By tburmeister@officite.com
October 10, 2019
Category: Uncategorized
Tags: Untagged

Heel pain is one of the most common conditions treated in the podiatry office. Heel pain is something that we all will experience at some point in our busy life styles. There are two very important structures that insert onto the heel bone which are usually the source of heel pain – the plantar fascia and the Achilles tendon. Approximately 90% of heel pain is related to the plantar fascia. The plantar fascia is a ligament that attaches to the bottom of the heel bone and functions to help support the arch of the foot. A very common condition called plantar fasciitis is inflammation of the plantar fascia, typically at its insertion point on the bottom of the heel bone. Patient’s will typically notice this pain when they get out of bed in the morning and take those first few steps or after any period of rest. Pain will also be appreciable after long periods of standing or walking. The most common cause of plantar fasciitis is a sudden change in activity. For example, a long shopping trip, new shoes, hiking after not hiking for a while, or in Florida, putting hurricane shutters up all weekend.

The second most common condition leading to heel pain is Achilles tendonitis. Tendonitis is inflammation of a tendon and in the Achilles tendon, is usually near its insertion into the back of the heel bone. The most common cause of Achilles tendonitis can be due to over use, a heel spur, or improper shoes. This condition can be accurately diagnosed and differentiated from other causes of heel pain by your podiatrist.

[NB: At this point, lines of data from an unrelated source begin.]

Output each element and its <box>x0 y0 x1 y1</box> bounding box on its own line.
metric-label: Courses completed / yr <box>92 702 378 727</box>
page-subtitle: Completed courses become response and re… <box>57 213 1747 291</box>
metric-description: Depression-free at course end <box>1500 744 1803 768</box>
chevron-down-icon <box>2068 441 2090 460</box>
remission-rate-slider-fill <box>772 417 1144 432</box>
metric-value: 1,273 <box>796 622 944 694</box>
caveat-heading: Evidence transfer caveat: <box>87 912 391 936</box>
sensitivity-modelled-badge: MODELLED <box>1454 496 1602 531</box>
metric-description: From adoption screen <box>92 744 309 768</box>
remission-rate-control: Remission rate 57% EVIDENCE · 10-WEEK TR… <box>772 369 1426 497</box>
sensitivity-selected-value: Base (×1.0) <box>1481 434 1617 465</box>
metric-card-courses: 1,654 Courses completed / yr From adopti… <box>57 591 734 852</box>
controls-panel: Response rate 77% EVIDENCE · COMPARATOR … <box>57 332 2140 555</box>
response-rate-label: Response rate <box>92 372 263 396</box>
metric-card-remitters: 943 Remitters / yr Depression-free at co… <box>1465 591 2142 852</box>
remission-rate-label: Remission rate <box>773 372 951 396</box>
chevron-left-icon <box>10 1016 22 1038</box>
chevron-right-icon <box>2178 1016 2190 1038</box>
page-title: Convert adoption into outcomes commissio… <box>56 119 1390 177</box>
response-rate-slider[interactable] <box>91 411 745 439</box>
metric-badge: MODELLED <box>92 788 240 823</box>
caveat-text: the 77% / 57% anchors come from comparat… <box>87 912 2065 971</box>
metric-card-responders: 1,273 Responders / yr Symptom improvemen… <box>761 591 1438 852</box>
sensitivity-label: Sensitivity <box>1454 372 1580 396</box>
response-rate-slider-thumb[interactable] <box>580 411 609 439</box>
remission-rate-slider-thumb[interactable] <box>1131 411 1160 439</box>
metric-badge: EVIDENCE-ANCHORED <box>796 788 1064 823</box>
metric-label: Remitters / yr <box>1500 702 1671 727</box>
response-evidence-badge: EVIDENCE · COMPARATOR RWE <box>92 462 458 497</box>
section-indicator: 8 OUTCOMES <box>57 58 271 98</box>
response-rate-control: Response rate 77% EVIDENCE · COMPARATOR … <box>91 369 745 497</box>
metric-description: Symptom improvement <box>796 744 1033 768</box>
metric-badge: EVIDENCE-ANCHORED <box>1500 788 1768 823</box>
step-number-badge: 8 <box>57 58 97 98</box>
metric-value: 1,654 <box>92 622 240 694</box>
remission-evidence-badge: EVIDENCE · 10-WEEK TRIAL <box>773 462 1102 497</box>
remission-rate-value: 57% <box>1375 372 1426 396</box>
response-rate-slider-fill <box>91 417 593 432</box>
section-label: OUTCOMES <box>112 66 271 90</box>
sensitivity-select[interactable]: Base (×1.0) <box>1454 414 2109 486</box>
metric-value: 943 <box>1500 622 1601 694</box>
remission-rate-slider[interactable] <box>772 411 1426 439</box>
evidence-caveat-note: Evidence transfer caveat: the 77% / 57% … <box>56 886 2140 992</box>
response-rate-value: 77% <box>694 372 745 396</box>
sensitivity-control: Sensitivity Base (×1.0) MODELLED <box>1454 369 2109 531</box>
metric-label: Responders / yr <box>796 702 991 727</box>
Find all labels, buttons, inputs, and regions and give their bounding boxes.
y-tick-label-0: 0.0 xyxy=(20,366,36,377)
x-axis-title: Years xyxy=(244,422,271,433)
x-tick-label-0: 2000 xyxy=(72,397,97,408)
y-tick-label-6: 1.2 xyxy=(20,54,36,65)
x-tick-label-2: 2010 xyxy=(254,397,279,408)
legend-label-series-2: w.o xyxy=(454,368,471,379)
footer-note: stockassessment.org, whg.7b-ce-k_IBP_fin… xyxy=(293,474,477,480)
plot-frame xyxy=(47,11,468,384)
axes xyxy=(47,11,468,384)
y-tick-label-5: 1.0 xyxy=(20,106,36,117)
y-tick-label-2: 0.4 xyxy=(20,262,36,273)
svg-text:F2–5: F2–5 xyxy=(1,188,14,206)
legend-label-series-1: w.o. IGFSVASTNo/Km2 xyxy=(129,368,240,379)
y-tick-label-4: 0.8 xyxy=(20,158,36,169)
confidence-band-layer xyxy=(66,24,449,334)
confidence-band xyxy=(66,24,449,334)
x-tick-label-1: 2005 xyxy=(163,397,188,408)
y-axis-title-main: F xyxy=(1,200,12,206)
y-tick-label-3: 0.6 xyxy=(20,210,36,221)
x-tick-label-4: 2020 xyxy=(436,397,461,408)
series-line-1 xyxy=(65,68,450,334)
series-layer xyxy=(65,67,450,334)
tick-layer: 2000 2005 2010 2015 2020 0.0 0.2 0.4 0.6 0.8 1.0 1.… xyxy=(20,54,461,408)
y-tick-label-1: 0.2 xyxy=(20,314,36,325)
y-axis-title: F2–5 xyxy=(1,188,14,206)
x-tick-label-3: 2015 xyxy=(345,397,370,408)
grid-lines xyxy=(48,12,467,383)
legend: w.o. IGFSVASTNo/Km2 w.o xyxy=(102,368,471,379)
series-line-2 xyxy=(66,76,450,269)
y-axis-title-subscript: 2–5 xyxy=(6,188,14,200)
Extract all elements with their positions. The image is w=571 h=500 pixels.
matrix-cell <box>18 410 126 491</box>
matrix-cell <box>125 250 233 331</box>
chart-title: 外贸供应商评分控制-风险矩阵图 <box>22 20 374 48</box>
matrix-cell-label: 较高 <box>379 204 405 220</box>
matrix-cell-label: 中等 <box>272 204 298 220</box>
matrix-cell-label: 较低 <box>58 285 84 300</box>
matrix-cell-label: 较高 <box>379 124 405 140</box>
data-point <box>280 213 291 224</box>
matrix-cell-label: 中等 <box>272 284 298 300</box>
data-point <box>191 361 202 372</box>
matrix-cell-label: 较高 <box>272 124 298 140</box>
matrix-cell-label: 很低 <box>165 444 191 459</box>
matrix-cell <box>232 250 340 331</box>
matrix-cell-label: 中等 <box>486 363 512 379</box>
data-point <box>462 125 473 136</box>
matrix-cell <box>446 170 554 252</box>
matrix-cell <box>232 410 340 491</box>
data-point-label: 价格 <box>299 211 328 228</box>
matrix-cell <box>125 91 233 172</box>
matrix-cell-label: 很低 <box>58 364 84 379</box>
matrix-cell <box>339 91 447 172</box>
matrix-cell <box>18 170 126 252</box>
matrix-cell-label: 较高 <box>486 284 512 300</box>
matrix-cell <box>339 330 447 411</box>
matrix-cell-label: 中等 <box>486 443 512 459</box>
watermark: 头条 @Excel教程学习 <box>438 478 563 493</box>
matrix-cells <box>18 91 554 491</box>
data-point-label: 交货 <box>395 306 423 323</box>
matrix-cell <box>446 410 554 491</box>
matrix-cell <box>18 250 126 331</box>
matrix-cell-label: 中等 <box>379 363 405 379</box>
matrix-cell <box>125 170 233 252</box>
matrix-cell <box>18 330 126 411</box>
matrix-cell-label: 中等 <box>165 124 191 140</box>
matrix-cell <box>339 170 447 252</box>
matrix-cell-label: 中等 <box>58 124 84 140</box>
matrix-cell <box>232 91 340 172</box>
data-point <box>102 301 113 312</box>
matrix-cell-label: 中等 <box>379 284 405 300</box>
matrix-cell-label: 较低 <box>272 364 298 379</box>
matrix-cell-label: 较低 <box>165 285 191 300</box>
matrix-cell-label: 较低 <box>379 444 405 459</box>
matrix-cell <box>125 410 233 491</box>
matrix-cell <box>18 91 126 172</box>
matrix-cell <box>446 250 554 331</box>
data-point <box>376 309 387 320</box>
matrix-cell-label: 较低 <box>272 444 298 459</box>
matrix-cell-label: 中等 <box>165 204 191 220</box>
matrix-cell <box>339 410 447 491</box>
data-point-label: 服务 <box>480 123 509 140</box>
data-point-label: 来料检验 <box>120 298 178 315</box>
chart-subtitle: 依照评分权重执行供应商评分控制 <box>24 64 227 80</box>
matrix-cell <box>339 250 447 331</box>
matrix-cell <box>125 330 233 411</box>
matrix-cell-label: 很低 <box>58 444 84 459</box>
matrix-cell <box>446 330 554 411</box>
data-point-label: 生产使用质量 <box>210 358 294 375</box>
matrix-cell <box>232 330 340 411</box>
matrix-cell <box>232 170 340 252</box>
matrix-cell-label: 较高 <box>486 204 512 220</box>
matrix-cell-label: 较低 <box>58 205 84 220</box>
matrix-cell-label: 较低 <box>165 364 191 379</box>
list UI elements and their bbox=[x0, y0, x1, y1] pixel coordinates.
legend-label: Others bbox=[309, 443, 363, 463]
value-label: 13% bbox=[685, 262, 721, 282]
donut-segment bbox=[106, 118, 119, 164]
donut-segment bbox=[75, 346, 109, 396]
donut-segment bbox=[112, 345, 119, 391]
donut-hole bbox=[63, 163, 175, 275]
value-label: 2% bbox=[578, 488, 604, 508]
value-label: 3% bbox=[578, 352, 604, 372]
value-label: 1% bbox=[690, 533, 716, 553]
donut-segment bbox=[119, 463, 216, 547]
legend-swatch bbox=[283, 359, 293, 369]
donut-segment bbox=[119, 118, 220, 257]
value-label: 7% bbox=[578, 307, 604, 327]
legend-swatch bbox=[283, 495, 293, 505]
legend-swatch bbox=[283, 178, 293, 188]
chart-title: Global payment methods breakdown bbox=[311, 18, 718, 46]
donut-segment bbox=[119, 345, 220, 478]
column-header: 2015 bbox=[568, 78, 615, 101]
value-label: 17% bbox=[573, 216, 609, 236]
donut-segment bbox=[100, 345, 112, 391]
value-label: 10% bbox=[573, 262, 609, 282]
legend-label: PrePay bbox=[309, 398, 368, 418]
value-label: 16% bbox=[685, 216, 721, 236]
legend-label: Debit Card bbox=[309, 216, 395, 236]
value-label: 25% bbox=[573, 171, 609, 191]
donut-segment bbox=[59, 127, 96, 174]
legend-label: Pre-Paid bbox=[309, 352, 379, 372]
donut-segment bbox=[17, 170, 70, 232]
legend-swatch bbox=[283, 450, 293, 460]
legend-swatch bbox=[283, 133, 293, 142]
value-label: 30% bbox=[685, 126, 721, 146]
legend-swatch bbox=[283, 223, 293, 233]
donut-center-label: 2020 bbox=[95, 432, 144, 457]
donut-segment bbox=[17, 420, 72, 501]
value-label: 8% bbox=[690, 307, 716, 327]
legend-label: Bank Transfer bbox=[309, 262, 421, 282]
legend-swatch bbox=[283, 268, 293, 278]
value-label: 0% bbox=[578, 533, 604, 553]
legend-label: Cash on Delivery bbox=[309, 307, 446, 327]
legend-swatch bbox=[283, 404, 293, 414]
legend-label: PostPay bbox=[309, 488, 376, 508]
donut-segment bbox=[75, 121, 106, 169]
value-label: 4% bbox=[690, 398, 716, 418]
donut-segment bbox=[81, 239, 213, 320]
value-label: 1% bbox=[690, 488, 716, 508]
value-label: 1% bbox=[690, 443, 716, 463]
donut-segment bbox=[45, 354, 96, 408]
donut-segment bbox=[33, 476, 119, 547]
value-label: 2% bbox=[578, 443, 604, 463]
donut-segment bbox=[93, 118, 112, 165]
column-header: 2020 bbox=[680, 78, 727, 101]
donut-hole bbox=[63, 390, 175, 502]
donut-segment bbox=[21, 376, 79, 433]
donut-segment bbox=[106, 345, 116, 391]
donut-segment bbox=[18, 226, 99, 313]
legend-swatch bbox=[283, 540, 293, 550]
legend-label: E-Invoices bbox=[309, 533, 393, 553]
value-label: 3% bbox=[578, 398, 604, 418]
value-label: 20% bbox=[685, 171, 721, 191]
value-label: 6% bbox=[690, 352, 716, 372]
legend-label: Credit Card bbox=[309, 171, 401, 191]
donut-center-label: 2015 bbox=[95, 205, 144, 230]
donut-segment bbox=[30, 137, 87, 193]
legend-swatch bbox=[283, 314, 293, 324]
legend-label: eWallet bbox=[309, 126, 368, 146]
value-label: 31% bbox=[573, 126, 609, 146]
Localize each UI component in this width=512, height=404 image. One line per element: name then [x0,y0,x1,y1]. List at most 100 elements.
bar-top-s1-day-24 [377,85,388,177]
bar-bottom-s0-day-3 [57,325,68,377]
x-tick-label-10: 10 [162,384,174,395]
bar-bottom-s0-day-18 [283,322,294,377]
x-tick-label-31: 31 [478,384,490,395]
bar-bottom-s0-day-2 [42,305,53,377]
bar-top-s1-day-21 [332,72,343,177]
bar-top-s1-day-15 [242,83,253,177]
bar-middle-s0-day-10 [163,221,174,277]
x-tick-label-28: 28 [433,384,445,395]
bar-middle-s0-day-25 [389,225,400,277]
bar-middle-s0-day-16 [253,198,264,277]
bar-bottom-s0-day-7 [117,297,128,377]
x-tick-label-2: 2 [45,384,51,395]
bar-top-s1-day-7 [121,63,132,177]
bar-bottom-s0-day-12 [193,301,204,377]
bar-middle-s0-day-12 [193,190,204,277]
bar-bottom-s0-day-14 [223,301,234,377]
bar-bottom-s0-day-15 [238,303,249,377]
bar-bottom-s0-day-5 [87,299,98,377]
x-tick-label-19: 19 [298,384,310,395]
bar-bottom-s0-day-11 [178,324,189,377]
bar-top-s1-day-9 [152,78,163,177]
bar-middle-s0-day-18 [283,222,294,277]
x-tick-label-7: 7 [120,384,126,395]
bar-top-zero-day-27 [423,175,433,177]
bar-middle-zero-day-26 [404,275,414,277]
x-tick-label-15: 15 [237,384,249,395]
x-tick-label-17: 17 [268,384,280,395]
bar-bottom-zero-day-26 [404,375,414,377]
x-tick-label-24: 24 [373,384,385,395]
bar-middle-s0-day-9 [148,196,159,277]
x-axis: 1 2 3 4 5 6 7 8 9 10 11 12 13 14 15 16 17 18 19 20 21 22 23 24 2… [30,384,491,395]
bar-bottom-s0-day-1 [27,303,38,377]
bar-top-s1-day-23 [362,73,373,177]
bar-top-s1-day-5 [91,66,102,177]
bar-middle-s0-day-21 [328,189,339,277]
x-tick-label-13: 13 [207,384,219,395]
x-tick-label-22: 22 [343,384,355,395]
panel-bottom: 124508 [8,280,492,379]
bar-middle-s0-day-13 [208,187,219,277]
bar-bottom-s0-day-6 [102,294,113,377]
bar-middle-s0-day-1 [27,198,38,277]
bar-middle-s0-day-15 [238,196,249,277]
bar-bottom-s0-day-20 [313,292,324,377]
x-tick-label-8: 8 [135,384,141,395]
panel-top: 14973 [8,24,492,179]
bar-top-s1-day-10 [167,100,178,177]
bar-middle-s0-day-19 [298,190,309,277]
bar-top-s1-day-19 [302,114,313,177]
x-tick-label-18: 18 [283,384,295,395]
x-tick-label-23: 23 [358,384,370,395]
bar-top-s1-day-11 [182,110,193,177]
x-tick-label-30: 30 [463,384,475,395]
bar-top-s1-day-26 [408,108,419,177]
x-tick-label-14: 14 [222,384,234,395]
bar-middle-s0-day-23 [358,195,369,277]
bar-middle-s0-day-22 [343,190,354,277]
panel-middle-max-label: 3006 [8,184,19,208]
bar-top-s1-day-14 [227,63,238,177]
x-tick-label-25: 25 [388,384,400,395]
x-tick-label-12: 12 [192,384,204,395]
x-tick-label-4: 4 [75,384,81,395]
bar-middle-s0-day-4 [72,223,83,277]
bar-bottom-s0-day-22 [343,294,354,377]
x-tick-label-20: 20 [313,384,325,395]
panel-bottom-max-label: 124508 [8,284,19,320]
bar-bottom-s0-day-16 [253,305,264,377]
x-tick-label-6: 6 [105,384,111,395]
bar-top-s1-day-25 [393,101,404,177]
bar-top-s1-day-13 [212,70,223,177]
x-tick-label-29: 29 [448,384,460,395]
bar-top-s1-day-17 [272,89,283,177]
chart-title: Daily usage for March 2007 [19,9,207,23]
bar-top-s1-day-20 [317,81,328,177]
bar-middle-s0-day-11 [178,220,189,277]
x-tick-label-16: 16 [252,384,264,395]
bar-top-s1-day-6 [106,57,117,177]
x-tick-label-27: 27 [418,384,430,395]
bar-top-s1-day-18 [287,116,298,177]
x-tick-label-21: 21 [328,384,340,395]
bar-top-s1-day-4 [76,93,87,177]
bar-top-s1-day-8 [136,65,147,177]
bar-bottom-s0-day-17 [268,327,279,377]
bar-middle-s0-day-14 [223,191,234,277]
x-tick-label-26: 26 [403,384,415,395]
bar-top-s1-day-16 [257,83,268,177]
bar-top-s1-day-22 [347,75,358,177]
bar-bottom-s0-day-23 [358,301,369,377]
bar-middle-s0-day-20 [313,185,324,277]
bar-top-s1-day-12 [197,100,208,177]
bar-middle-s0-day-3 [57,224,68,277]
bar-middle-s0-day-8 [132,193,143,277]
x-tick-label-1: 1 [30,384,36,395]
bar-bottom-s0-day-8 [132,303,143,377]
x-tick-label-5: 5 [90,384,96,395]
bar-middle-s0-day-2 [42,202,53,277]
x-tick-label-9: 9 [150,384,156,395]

The question becomes “how can a podiatrist help me with my heel pain”? Podiatrists are very well trained in all conditions of the foot and ankle and have all of the necessary tools to help the patient to a speedy recovery and make an accurate diagnosis. An early diagnosis and treatment leads to a much faster heeling time. 94% of plantar fasciitis is resolved with conservative treatment when treated early and similar results are for Achilles tendonitis.